Laser texturing of advanced materials for resource efficient engineering

Applications are accepted for a PhD project in the area of laser texturing of advanced material. The project objectives are as follows: i) to design a process for developing and implementing hybrid laser-texturing manufacturing platforms; ii) to study and optimize the laser ablation technology; iii) to develop and validate laser texturing strategies together with their associated software solutions; iv) to investigate the metrology characteristics of surfaces textured with different laser processing settings; v) to investigate and develop further the capabilities of latest generation pulsed lasers and high dynamics 3D beam delivery systems for texturing 3D surfaces; vi) to create and validate FEA models for predicting the fluid dynamics response of laser textured surfaces.

It is likely that the research activities will involve industrial collaboration and relevance.

The Laser Processing Group within the School of Mechanical Engineering at the University of Birmingham has state-of-the-art laser micro machining and characterisation equipment including, a multi-axis laser micro machining centre and Alicona G5 InfiniteFocus system.
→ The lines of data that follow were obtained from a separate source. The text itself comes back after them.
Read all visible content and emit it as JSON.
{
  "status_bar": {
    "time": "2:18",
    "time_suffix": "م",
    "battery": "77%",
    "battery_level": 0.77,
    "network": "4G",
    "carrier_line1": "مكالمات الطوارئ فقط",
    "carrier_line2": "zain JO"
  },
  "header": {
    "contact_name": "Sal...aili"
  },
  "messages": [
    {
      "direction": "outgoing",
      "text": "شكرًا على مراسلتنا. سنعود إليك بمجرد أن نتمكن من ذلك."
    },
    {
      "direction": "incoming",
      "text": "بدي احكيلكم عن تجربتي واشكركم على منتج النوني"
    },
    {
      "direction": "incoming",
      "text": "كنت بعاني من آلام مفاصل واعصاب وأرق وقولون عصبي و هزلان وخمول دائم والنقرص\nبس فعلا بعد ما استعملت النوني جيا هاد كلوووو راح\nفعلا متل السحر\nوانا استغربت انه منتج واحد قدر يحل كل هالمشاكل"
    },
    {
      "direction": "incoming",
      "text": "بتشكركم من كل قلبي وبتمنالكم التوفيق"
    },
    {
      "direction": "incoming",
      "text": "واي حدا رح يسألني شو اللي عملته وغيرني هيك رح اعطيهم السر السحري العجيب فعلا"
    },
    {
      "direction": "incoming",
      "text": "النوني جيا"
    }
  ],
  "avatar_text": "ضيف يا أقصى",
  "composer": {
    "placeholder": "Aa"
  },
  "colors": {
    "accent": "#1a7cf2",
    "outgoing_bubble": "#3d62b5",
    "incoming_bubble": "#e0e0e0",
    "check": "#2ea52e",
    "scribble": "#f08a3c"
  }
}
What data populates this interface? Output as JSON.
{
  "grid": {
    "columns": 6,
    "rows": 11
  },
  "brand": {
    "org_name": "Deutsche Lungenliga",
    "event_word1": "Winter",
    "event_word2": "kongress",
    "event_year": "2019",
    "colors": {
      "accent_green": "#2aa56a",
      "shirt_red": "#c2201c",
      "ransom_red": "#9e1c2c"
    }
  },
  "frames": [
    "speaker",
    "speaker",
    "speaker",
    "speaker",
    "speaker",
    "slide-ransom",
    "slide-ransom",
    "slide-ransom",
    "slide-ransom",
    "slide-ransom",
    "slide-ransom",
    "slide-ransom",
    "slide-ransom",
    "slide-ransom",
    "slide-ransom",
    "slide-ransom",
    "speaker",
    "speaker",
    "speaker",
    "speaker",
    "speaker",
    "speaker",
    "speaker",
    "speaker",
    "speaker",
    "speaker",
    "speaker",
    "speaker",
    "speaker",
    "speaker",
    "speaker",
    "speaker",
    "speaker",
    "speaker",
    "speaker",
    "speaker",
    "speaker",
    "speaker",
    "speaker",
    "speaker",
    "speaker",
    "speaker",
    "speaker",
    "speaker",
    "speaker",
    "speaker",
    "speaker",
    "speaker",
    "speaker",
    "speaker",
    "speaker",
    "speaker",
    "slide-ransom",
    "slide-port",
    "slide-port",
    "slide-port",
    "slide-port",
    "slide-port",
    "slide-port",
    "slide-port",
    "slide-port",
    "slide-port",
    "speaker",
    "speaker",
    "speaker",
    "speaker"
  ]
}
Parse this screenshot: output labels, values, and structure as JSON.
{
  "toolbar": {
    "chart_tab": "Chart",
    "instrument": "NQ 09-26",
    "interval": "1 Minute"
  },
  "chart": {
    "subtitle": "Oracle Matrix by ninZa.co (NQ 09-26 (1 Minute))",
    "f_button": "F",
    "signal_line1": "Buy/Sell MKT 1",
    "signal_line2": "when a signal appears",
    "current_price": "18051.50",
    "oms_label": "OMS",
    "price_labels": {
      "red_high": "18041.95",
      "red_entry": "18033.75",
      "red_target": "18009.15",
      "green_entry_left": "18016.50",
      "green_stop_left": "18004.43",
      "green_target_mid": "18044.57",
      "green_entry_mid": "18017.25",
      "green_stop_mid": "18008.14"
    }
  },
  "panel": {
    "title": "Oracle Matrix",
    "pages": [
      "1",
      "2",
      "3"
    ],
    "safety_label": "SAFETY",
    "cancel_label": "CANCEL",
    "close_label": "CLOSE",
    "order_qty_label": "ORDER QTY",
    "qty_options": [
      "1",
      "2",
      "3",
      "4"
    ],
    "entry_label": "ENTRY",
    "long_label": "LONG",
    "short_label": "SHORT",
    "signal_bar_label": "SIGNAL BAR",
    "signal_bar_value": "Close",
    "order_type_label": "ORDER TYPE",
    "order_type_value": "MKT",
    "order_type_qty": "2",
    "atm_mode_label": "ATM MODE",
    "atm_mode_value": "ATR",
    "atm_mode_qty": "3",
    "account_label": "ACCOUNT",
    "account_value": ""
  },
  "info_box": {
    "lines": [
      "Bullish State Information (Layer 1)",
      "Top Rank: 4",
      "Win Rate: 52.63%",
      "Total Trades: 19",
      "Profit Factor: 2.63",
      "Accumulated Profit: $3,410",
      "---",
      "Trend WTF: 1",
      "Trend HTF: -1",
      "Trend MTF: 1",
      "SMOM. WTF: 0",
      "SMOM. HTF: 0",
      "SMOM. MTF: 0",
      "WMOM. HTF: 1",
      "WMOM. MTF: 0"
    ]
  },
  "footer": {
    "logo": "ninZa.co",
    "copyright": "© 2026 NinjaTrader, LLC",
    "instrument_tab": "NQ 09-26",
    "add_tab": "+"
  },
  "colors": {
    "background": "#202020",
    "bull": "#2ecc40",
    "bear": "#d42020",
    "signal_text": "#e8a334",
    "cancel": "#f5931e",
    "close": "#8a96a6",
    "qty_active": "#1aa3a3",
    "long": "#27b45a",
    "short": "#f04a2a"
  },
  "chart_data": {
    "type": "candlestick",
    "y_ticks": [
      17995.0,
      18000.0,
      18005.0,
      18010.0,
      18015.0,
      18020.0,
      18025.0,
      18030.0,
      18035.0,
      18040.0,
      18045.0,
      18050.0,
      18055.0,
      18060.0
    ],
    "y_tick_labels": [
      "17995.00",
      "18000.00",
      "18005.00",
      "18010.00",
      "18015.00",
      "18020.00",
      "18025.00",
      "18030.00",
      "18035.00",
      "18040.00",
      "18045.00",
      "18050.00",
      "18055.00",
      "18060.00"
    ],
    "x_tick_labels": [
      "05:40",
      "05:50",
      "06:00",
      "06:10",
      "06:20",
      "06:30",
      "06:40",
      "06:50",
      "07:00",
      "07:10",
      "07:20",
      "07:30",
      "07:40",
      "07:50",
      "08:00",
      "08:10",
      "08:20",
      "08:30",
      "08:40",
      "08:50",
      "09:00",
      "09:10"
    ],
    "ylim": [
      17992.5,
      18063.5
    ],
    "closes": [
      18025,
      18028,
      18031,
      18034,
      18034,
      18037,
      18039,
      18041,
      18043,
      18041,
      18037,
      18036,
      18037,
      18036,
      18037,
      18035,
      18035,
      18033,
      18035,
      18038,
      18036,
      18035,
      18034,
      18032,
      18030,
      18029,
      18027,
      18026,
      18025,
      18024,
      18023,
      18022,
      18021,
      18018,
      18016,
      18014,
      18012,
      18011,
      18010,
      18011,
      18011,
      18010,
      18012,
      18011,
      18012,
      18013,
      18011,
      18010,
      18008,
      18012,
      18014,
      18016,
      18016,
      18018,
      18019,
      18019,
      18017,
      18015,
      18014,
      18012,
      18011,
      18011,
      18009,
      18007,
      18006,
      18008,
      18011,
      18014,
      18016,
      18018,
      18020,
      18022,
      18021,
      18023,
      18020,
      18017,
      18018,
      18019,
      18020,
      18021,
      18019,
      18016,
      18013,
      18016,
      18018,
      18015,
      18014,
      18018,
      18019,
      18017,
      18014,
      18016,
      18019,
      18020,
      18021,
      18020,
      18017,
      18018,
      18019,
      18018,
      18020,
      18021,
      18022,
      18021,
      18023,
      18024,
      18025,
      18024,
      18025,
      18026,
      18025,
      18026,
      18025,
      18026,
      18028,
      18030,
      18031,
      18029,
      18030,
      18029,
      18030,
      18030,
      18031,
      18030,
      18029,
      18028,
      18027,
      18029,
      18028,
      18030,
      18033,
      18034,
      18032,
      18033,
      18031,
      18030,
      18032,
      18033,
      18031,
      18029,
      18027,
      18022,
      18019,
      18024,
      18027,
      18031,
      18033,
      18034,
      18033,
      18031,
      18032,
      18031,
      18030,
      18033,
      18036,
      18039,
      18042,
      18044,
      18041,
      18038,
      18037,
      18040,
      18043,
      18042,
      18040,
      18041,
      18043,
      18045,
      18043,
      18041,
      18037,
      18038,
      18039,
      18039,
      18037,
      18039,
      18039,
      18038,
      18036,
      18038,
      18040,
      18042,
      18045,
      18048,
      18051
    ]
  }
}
The Group conducts research in the area of advanced laser processing in particular: i) design, implementation and testing of reconfigurable laser micro processing platforms for structuring, texturing and polishing of large (bigger than the field of view) 3D surfaces; ii) investigation of laser-material interactions of advanced engineering materials such as aerospace alloys, stainless steel, bulk metallic glasses, etc.; iii) process design in implementing laser-based modules/systems for functional surface structuring, texturing, polishing and annealing that can be integrated with other machining processes, e.g. milling, into integrated machining platforms; iv) synergistic process-material engineering for deployment of laser processing technology in combination with advanced material processing technologies for producing layers or components of nanophase and glassy materials.